Commander of the Greek forces
Occupation: Military officer
1784-1873
He visited Greece for the first time as a 16-year-old ensign in 1800 and wrote home: ‘The Greeks, who are slaves to the Turks and are Christians, are … a brave, honest, open generous people, continually making us presents of fruit’
More Greek than the Greeks
Sir Richard Church was an Irish military officer in the British Army and commander of the Greek forces during the last stages of the Greek War of Independence after 1827. After Greek independence, he became a general in the Hellenic Army and a member of the Greek Senate.
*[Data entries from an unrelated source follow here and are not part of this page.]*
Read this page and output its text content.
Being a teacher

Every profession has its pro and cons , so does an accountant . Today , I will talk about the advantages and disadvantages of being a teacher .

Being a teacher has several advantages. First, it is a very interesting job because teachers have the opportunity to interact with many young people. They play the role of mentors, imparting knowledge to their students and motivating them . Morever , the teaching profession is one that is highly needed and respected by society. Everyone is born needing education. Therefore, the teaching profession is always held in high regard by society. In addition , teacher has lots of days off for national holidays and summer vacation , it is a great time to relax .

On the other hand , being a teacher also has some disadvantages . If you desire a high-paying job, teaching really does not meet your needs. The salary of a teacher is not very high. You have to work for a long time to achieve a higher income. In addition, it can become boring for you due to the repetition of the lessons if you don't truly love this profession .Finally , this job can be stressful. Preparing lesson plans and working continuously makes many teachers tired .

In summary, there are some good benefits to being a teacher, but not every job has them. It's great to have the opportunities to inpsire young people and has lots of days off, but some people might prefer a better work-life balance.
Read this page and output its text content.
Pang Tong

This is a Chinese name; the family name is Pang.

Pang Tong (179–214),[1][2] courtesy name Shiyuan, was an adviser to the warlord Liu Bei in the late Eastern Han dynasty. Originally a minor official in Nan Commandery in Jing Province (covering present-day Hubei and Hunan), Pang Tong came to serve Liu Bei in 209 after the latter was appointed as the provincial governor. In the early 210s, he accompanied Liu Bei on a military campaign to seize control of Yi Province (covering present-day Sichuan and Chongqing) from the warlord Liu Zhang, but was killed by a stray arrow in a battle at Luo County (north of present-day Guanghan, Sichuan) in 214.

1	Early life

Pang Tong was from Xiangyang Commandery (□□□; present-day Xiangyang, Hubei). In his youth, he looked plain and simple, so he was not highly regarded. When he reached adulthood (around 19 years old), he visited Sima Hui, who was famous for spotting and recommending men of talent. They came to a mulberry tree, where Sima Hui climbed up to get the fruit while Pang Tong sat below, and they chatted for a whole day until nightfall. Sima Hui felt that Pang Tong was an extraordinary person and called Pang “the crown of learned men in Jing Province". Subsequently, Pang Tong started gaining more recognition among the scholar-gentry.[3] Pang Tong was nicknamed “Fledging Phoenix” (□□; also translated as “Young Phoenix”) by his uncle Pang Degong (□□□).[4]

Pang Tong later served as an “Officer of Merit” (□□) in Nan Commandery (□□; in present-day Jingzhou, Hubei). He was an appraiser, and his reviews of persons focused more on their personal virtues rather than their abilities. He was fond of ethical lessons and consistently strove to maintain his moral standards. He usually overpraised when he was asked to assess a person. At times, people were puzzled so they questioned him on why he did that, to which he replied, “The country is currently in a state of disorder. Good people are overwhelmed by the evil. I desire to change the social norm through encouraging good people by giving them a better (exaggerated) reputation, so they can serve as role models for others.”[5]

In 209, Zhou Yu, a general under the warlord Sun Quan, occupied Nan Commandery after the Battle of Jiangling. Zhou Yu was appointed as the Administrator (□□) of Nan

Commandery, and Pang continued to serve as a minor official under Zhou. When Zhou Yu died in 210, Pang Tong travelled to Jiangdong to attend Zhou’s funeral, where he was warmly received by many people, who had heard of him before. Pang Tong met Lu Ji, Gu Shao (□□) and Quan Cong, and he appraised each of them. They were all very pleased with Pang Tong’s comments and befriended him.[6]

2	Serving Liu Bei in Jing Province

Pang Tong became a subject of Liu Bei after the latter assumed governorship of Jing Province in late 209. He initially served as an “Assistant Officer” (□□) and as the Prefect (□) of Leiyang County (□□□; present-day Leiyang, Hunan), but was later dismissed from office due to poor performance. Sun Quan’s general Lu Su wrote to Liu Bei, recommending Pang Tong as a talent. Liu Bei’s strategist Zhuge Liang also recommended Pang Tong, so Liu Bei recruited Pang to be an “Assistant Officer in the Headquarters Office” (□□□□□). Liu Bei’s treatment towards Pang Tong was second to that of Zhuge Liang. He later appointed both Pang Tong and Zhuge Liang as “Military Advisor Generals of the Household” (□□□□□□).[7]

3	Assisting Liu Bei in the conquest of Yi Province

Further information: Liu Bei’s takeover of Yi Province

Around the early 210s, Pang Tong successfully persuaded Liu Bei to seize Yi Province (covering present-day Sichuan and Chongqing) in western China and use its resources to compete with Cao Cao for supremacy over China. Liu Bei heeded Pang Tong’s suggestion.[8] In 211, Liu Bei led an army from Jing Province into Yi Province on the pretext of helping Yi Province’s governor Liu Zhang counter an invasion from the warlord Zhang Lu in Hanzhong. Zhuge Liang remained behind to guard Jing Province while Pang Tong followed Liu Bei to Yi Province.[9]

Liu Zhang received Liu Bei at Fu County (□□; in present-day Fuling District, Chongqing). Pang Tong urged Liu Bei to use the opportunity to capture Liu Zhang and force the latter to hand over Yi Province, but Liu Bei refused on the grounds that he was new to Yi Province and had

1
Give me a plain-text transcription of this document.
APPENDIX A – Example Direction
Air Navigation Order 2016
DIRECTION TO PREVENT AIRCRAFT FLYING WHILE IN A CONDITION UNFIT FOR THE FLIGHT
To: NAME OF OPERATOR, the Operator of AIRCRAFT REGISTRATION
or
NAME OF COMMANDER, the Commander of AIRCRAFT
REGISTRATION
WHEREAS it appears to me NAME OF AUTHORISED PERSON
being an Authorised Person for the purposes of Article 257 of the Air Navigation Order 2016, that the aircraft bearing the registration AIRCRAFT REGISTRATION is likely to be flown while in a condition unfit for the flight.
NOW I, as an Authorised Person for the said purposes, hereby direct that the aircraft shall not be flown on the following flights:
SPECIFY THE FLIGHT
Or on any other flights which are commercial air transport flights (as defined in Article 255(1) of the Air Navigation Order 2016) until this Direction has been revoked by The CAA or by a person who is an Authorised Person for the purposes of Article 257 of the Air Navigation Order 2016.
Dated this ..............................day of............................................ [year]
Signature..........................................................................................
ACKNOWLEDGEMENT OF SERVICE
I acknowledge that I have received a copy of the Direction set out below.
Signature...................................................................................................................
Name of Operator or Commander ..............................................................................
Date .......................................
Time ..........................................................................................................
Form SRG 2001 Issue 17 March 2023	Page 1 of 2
The rising of the Greeks against the Turks, which began at this time, had his full sympathy from the first. In 1827 he took the honorable but unfortunate step of accepting the commandership-in-chief of the Greek army. At that point of anarchy and indiscipline to which they had now fallen, the Greeks could no longer form an efficient army, and could look for salvation only to foreign intervention. Sir Richard Church, who landed in March, was sworn commander in chief on 15 April 1827. But he could not secure loyal co-operation or obedience. The rout of his army in an attempt to relieve the acropolis of Athens, then besieged by the Ottomans, proved that it was incapable of conducting regular operations. The acropolis capitulated, and Sir Richard turned to partisan warfare in western Greece. After the Battle of Navarino, and during the Capodistrias period, he was placed commander-in-chief of the Greek regular forces in Central Greece, together with Demetrios Ypsilantis. He lived for the rest of his life in Greece.
He died after an illness and he was buried at the First Cemetery of Athens at public expense on 27 March 1873. The funeral monument is at the First Cemetery of Athens, opposite the Church of St. Lazarus, and it has an inscription in English on the front and Greek on the back.